NEWS

Forestry law scrapes past opposition

A controversial bill that critics say will ravage the country’s forests was passed by a narrow margin yesterday as all three opposition parties in Parliament voted against it in a roll call vote. The ruling PASOK party managed to put together 151 votes in the 300-member chamber. There were 134 votes against the bill and one deputy declared simply that he was present. The conservative New Democracy party, however, backed an amendment freezing fines imposed on people who have built illegally on forestland. The main opposition party argued that as the definition of a forest will now change, it would be senseless to impose fines on people when a new register of forestland will legalize their hitherto illegal buildings. Political commentators noted, however, that ND’s position may have been dictated by the need not to alienate voters who may benefit from the amendment. ND, however, said it believed that the law would be found unconstitutional in court. Another amendment, presented at the last moment late on Wednesday, allows local authorities to authorize the use of meadowland for housing.

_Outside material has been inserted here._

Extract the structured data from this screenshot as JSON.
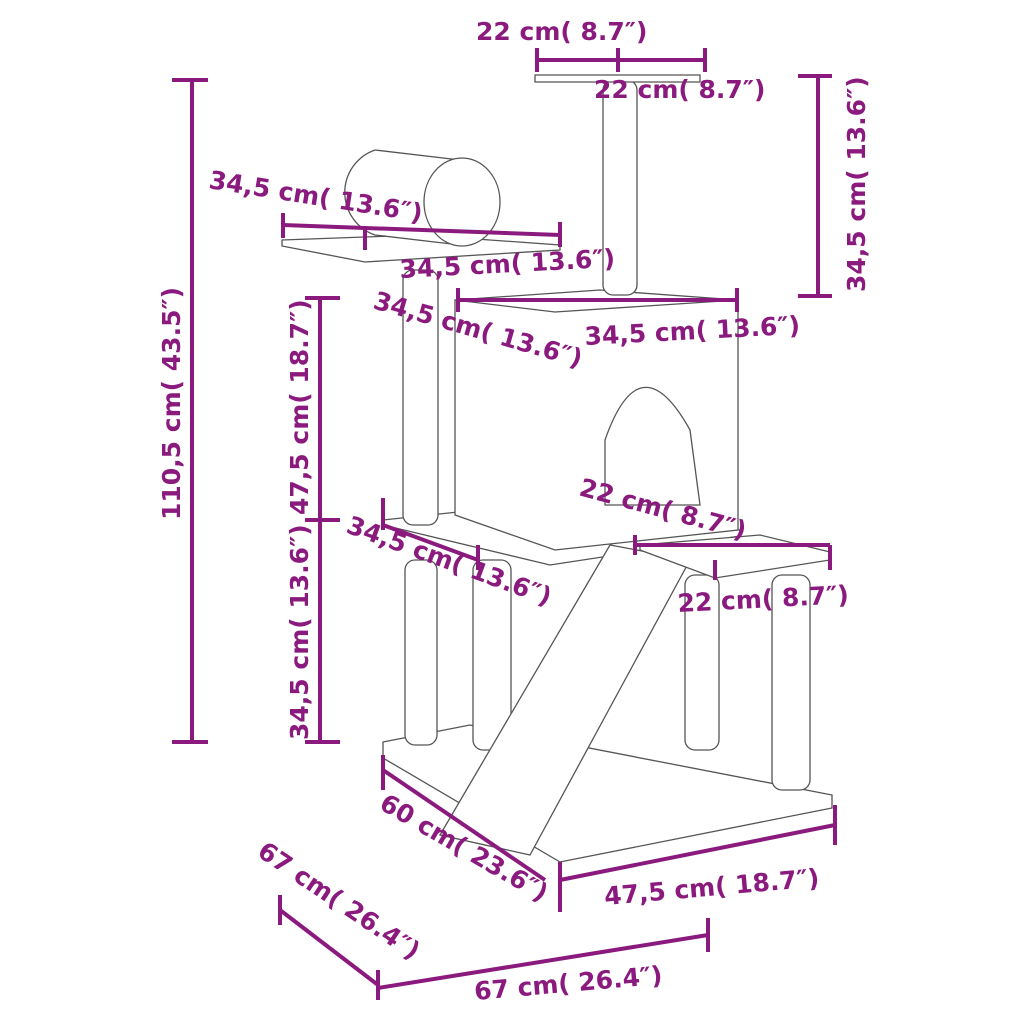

This too is expected to result in strong protests and legal recourse. The new legislation is expected to result in a reduction of more than 3 million hectares of Greece’s officially protected forestland by changing the definition of what constitutes forestland. Now, for land to be defined as forestland, at least 25 percent of it must be covered by trees, not shrubs, whereas up to now 15 percent tree cover was sufficient. Also, the plot must be at least 3 stremmas (0.3 hectares). Agriculture Minister Giorgos Drys said at the end of the 12-hour debate that the legislation was dictated by the need to bring forest law into line with constitutional changes and to deal with chronic problems faced by citizens. A former member of Parliament for the Synaspismos Left Coalition, Evangelos Apostolou, told Athens’s Skai radio that an adviser to Deputy Agriculture Minister Fotis Hadzimichalis has been involved in the illegal clearing of forestland on the island of Evia. Hadzimichalis said a court had found the area was not forestland.